露微深吸了口气,极力咽忍,“因为,泽兰满月的那天,我也没有阿娘了。”
谢探微心上犹如重锤砸下,生生闷痛,只有切齿咬住。
“我可能就是从那时起,对姚宜苏断了心思。可谢探微,你来得太晚了,又太巧了,我竟不知要如何待你,才算尽心。”
“好了!不许说了!”谢探微发出低吼,将露微紧紧摁入胸膛,“你不知,我也不要你知,我心知,非你不可,便是了。”
三盏灯烛忽然同时燃尽了,屋室变得一片漆黑,雨还在下,也无星月的光照透进来。
然而,正是此心安处。
水落
◎血迹飞溅,寒影四射。◎
昭成寺的桃林又到了绚烂之时。
露微病愈了,将去复职的前一日,与谢探微相约于此。
旧地重游,心境已大不同。
“我以为你今日出不来呢。”谢探微牵着露微的手,侧脸笑看,露微发间别无饰物,唯是一株丝绢桃花斜插鬓边。
“阿耶为我连日不朝,他一出门我便溜了,反正要是他回来知道了,我就说是你把我骗出来的。”
露微病了前后旬日,谢探微就夤夜潜入了三四回,如今只摆出一副胆肥皮厚的样子,说道:“那要是他打我呢?也抽我二十鞭,你管不管?”
露微眼珠一转,丢开了他的手,摇头,“管不了,我阿耶都能把阿兄赶出家门,何况你这么个小子,我可拦不住!”
谢探微眯起眼看露微,眉头高挑,“你再说一次?”
露微咬唇忍笑,一边摇头,一边跑远了。谢探微岂是追不上,跨去两步,伸手就够到了,却恰抓在露微的衣袖上,衣料丝滑,又被她脱开了。
“微微,你慢点!”
此地正是桃林山道,颇有些高低不平,路上还有碎石子,谢探微只担心她脚下不稳,很快就收了玩心,可露微忽然也不笑闹了,停步道旁,眼睛看向道下低谷处。
谢探微也放眼看去,只见一座坟茔前跪着一个啜泣的小女。目下虽说已过清明,但祭奠先人也不受限。可令人奇怪的是,这座坟前并无墓碑,就只一个坟包。
看了片刻,谢探微将眼睛转回露微脸上,却不止瞧出了好奇,“微微,有何不妥?”
露微是在梳理思绪,缓缓才道:“我们见过她的,她就是杜石羽之妻王氏的婢女,你再想想?王氏早便寄居寺内,不知后来怎样,但这恐怕就是王氏的坟茔了。”

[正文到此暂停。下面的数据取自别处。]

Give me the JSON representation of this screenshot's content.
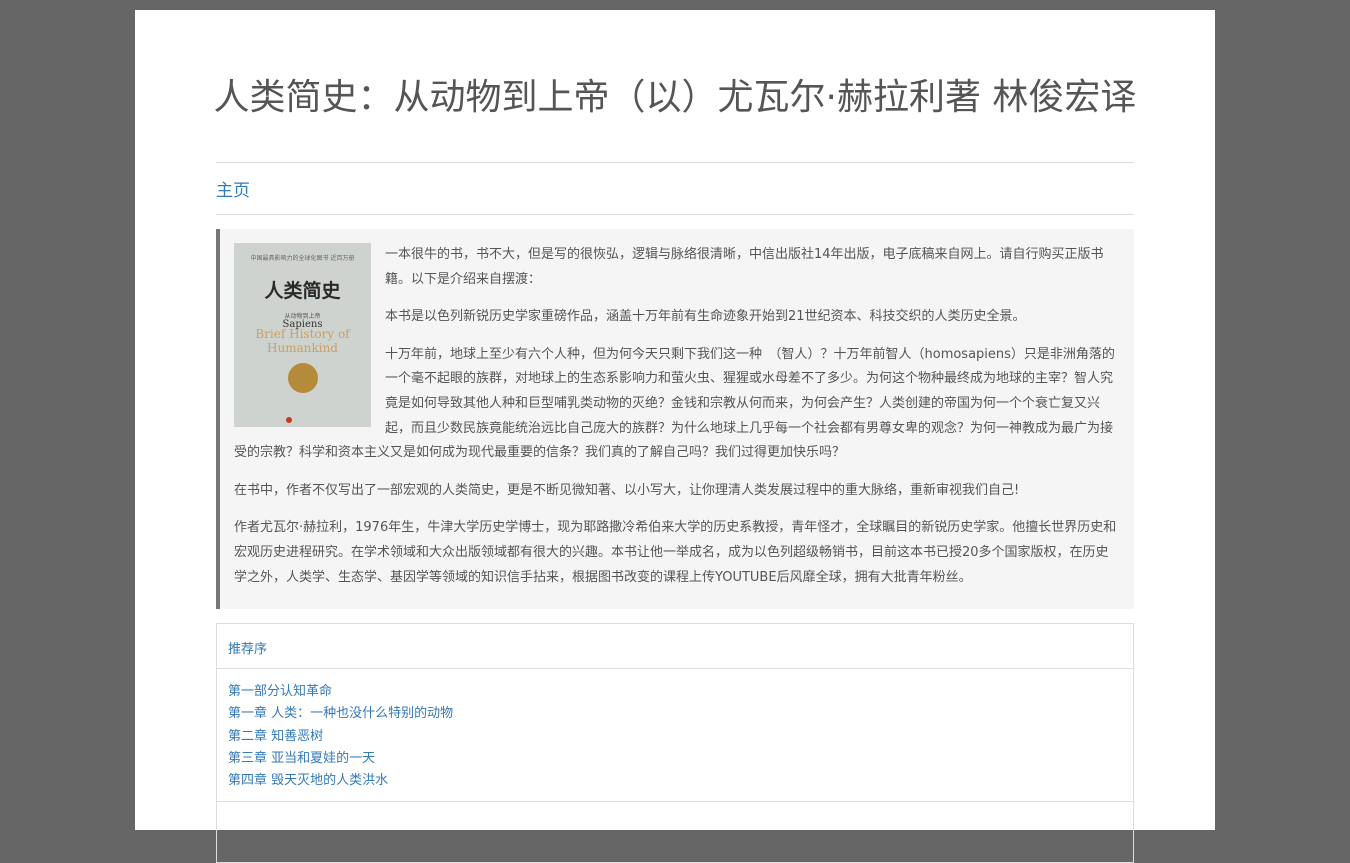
{
  "page_title": "人类简史：从动物到上帝（以）尤瓦尔·赫拉利著 林俊宏译",
  "nav": {
    "home_label": "主页"
  },
  "cover": {
    "top_text": "中国最具影响力的全球化图书\n近百万册",
    "title": "人类简史",
    "subtitle": "从动物到上帝",
    "sapiens": "Sapiens",
    "english_title": "Brief History of Humankind"
  },
  "intro": {
    "paragraphs": [
      "一本很牛的书，书不大，但是写的很恢弘，逻辑与脉络很清晰，中信出版社14年出版，电子底稿来自网上。请自行购买正版书籍。以下是介绍来自摆渡：",
      "本书是以色列新锐历史学家重磅作品，涵盖十万年前有生命迹象开始到21世纪资本、科技交织的人类历史全景。",
      "十万年前，地球上至少有六个人种，但为何今天只剩下我们这一种　（智人）？十万年前智人（homosapiens）只是非洲角落的一个毫不起眼的族群，对地球上的生态系影响力和萤火虫、猩猩或水母差不了多少。为何这个物种最终成为地球的主宰？智人究竟是如何导致其他人种和巨型哺乳类动物的灭绝？金钱和宗教从何而来，为何会产生？人类创建的帝国为何一个个衰亡复又兴起，而且少数民族竟能统治远比自己庞大的族群？为什么地球上几乎每一个社会都有男尊女卑的观念？为何一神教成为最广为接受的宗教？科学和资本主义又是如何成为现代最重要的信条？我们真的了解自己吗？我们过得更加快乐吗？",
      "在书中，作者不仅写出了一部宏观的人类简史，更是不断见微知著、以小写大，让你理清人类发展过程中的重大脉络，重新审视我们自己!",
      "作者尤瓦尔·赫拉利，1976年生，牛津大学历史学博士，现为耶路撒冷希伯来大学的历史系教授，青年怪才，全球瞩目的新锐历史学家。他擅长世界历史和宏观历史进程研究。在学术领域和大众出版领域都有很大的兴趣。本书让他一举成名，成为以色列超级畅销书，目前这本书已授20多个国家版权，在历史学之外，人类学、生态学、基因学等领域的知识信手拈来，根据图书改变的课程上传YOUTUBE后风靡全球，拥有大批青年粉丝。"
    ]
  },
  "toc": {
    "header": "推荐序",
    "items": [
      "第一部分认知革命",
      "第一章 人类：一种也没什么特别的动物",
      "第二章 知善恶树",
      "第三章 亚当和夏娃的一天",
      "第四章 毁天灭地的人类洪水"
    ]
  }
}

谢探微并没盯着那女子的脸看,但也记起来了,二人于去岁春暮在此偶遇,便在寺内厢房巧见了王氏。
他没想到匆匆一幕能让露微记这么久,而露微也并不知,“杜石羽”如今牵扯着什么事,谢探微深深想来,不能多言。
便正想带露微远离,还不及说,只见露微沿着斜坡下去了,追上了将要离开的婢女。
“这位娘子,有什么事吗?”小婢泪痕未干,打量着二人。
露微是心生同情,想起王氏也算是她无意连累,“我是你家夫人从前旧友,曾见过你,敢问此处葬的可就是王夫人?我知道你家遭逢变故,可瞧着夫人一向是体健的呀!”
小婢倒不怀疑,又哭了出来,承认坟中正是葬了王氏,“奴婢也不知道为什么!两个月前,还是正月里一日,奴婢照常出去采买,可回来就出了大事,夫人衣衫不整,竟暴毙房中。问了寺内僧人也没见有什么贼人,还是大白天啊!”
暴毙?!
“那你就不曾报京兆府叫仵作验尸?!”露微只觉匪夷所思,上前拉住小婢,“就这么埋了?”

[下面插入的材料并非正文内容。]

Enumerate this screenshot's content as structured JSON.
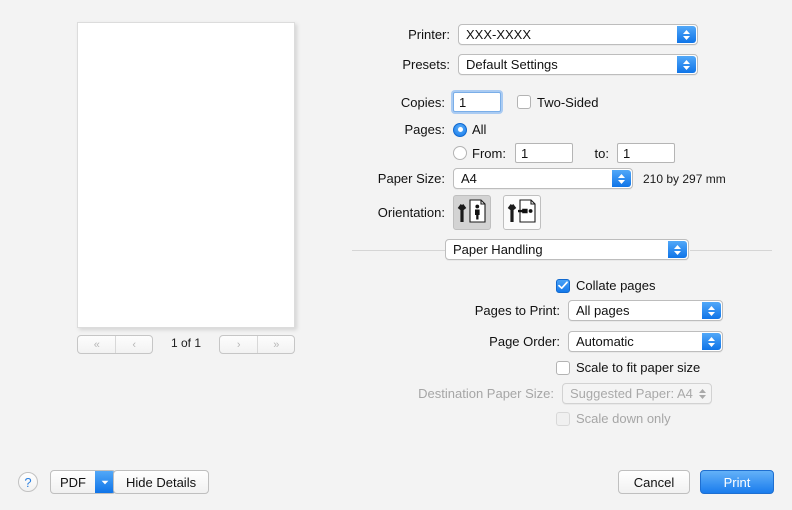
{
  "preview": {
    "page_indicator": "1 of 1",
    "nav": {
      "first_label": "«",
      "prev_label": "‹",
      "next_label": "›",
      "last_label": "»"
    }
  },
  "settings": {
    "printer": {
      "label": "Printer:",
      "value": "XXX-XXXX"
    },
    "presets": {
      "label": "Presets:",
      "value": "Default Settings"
    },
    "copies": {
      "label": "Copies:",
      "value": "1"
    },
    "two_sided": {
      "label": "Two-Sided",
      "checked": false
    },
    "pages": {
      "label": "Pages:",
      "all_label": "All",
      "from_label": "From:",
      "from_value": "1",
      "to_label": "to:",
      "to_value": "1",
      "selected": "All"
    },
    "paper_size": {
      "label": "Paper Size:",
      "value": "A4",
      "dimensions": "210 by 297 mm"
    },
    "orientation": {
      "label": "Orientation:",
      "portrait_name": "portrait",
      "landscape_name": "landscape",
      "selected": "portrait"
    },
    "pane_selector": {
      "value": "Paper Handling"
    },
    "collate": {
      "label": "Collate pages",
      "checked": true
    },
    "pages_to_print": {
      "label": "Pages to Print:",
      "value": "All pages"
    },
    "page_order": {
      "label": "Page Order:",
      "value": "Automatic"
    },
    "scale_to_fit": {
      "label": "Scale to fit paper size",
      "checked": false
    },
    "destination_paper_size": {
      "label": "Destination Paper Size:",
      "value": "Suggested Paper: A4",
      "disabled": true
    },
    "scale_down_only": {
      "label": "Scale down only",
      "checked": false,
      "disabled": true
    }
  },
  "bottom_bar": {
    "help_label": "?",
    "pdf_label": "PDF",
    "hide_details_label": "Hide Details",
    "cancel_label": "Cancel",
    "print_label": "Print"
  },
  "colors": {
    "accent_blue": "#1478ea",
    "window_bg": "#f3f3f3",
    "disabled_text": "#a6a6a6"
  }
}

“微微!”谢探微一直陪在身后,自知此事多有蹊跷,不想让露微深究,“不要管了,我带你回家。”
“这是条人命,又干系咸京治安,也算是你的职责,为何不管?”露微瞧不明白谢探微的脸色,复转向小婢:
“昭成寺是佛门清净地,女客本少,岂有人敢白天到此行凶?既行凶时又无人发现,便是没什么动静,难不成贼人是你夫人自己放进门的?可还记得当时房中情形?”
句句切中要害,谢探微根本追不上露微这聪明的脑袋,只有一叹,替她捏着心。
小婢无依无靠,能将王氏入土为安已是不易,想来还是哭哭啼啼不停,“奴婢回来时,房门开着,屋里就只榻上凌乱,夫人……夫人浑身……奴婢不想污了夫人名节,所以才不曾报官,毕竟,毕竟她还一直在等着家君回来与她重修旧好。”
“杜石羽去哪儿了?当真没有回来过?”谢探微抢了一句,脸色肃穆,又将露微拉到了身后,压了压眉眼,不让她再说话。
谢探微分明是官差问讯之态,声调严厉,小婢一惊,更不知轻重,只颤道:“没有,没有,家君听说是去了南营州找什么旧友,就再没了消息!”
“你最好说的都是实话!”
小婢再无所知,瘫软在地。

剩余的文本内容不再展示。